Prior to installing, apply a 1/8-inch layer of marine sealant, such as 3M 4000, to the flange, sidewall and stem threads so that the sealant extends 1/8 inch higher than the combined thickness of the hull, spacer and nut. Also apply a 1/8-inch layer of sealant to the inside surface of the spacer.
4. Fit the Spacer
With the transducer in position (ask someone to hold it firmly against the outside of the hull), slide one of the washers over the cable and the stem, followed by the spacer and second washer. There should be at least three threads showing above the second washer without the nut.

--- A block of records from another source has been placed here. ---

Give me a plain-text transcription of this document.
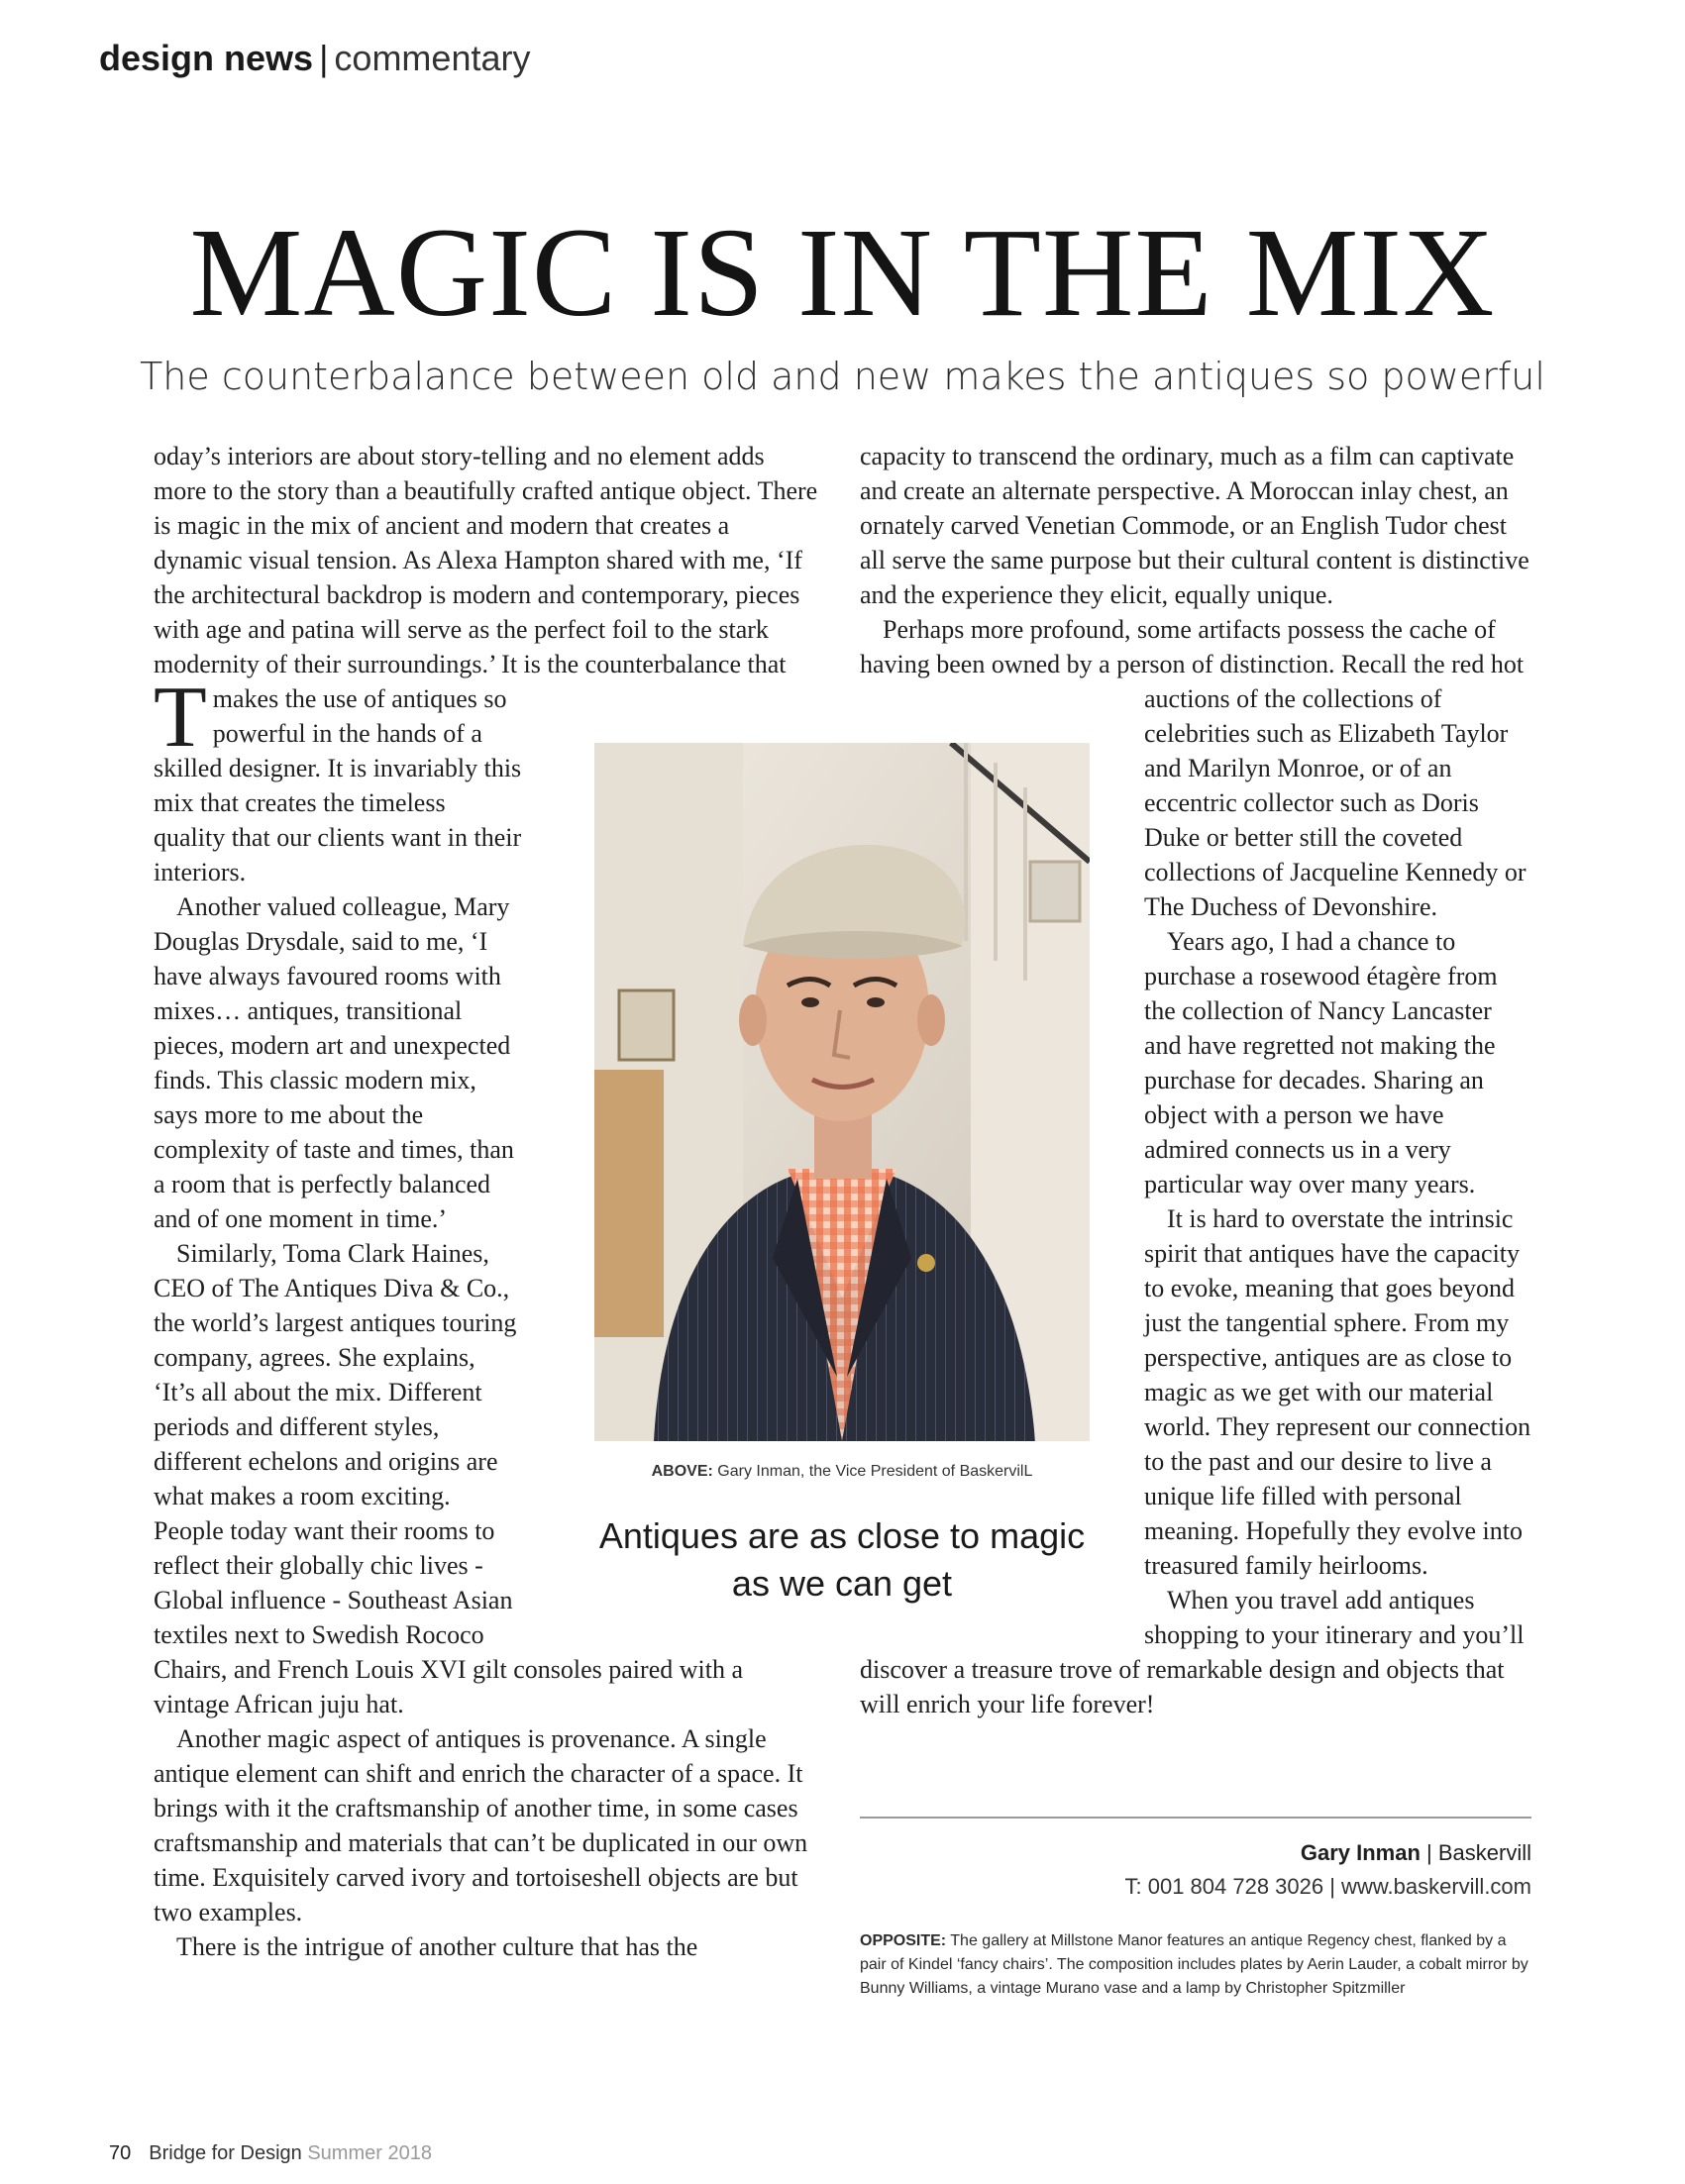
design news | commentary
MAGIC IS IN THE MIX
The counterbalance between old and new makes the antiques so powerful

T
oday’s interiors are about story-telling and no element adds more to the story than a beautifully crafted antique object. There is magic in the mix of ancient and modern that creates a dynamic visual tension. As Alexa Hampton shared with me, ‘If the architectural backdrop is modern and contemporary, pieces with age and patina will serve as the perfect foil to the stark modernity of their surroundings.’ It is the counterbalance that makes the use of antiques so powerful in the hands of a skilled designer. It is invariably this mix that creates the timeless quality that our clients want in their interiors.

Another valued colleague, Mary Douglas Drysdale, said to me, ‘I have always favoured rooms with mixes… antiques, transitional pieces, modern art and unexpected finds. This classic modern mix, says more to me about the complexity of taste and times, than a room that is perfectly balanced and of one moment in time.’

Similarly, Toma Clark Haines, CEO of The Antiques Diva & Co., the world’s largest antiques touring company, agrees. She explains, ‘It’s all about the mix. Different periods and different styles, different echelons and origins are what makes a room exciting. People today want their rooms to reflect their globally chic lives - Global influence - Southeast Asian textiles next to Swedish Rococo Chairs, and French Louis XVI gilt consoles paired with a vintage African juju hat.

Another magic aspect of antiques is provenance. A single antique element can shift and enrich the character of a space. It brings with it the craftsmanship of another time, in some cases craftsmanship and materials that can’t be duplicated in our own time. Exquisitely carved ivory and tortoiseshell objects are but two examples.

There is the intrigue of another culture that has the

capacity to transcend the ordinary, much as a film can captivate and create an alternate perspective. A Moroccan inlay chest, an ornately carved Venetian Commode, or an English Tudor chest all serve the same purpose but their cultural content is distinctive and the experience they elicit, equally unique.

Perhaps more profound, some artifacts possess the cache of having been owned by a person of distinction. Recall the red hot auctions of the collections of celebrities such as Elizabeth Taylor and Marilyn Monroe, or of an eccentric collector such as Doris Duke or better still the coveted collections of Jacqueline Kennedy or The Duchess of Devonshire.

Years ago, I had a chance to purchase a rosewood étagère from the collection of Nancy Lancaster and have regretted not making the purchase for decades. Sharing an object with a person we have admired connects us in a very particular way over many years.

It is hard to overstate the intrinsic spirit that antiques have the capacity to evoke, meaning that goes beyond just the tangential sphere. From my perspective, antiques are as close to magic as we get with our material world. They represent our connection to the past and our desire to live a unique life filled with personal meaning. Hopefully they evolve into treasured family heirlooms.

When you travel add antiques shopping to your itinerary and you’ll discover a treasure trove of remarkable design and objects that will enrich your life forever!

ABOVE: Gary Inman, the Vice President of BaskervilL
Antiques are as close to magic as we can get
Gary Inman | Baskervill
T: 001 804 728 3026 | www.baskervill.com
OPPOSITE: The gallery at Millstone Manor features an antique Regency chest, flanked by a pair of Kindel ‘fancy chairs’. The composition includes plates by Aerin Lauder, a cobalt mirror by Bunny Williams, a vintage Murano vase and a lamp by Christopher Spitzmiller
70 Bridge for Design Summer 2018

If not, shorten the spacer by cutting the open end squarely with a miter saw. Dry fit again to ensure the space is the appropriate height, and then remove the transducer.
5. Install the Transducer
After applying sealant, reinsert the transducer stem from under the boat. From inside, rotate the stem so that the arrow on top points perpendicular to the centerline to align the beam angle. Slide on a washer, the spacer (open side down), the second washer and the nut. Tighten the nut with slip-joint pliers, then apply sealant to the set screws on the nut and tighten until each makes contact with the threads; continue to tighten one-quarter turn. Clean up any excess sealant.
While we suggest large slip-lock pliers for installing the B175HW, Airmar Technology Corp. makes two special wrenches for doing this. One is the 175WR-4 ($25.95, blueheronmarine.com) to hold the transducer stem in position while you tighten the 4½-inch-wide transducer nut with an Airmar 164WR-3 wrench ($34.95, blueheronmarine.com). While you might only use them once, the precise fit and shorter handles make these tools easier to use than slip-lock pliers in the cramped confines of a bilge compartment.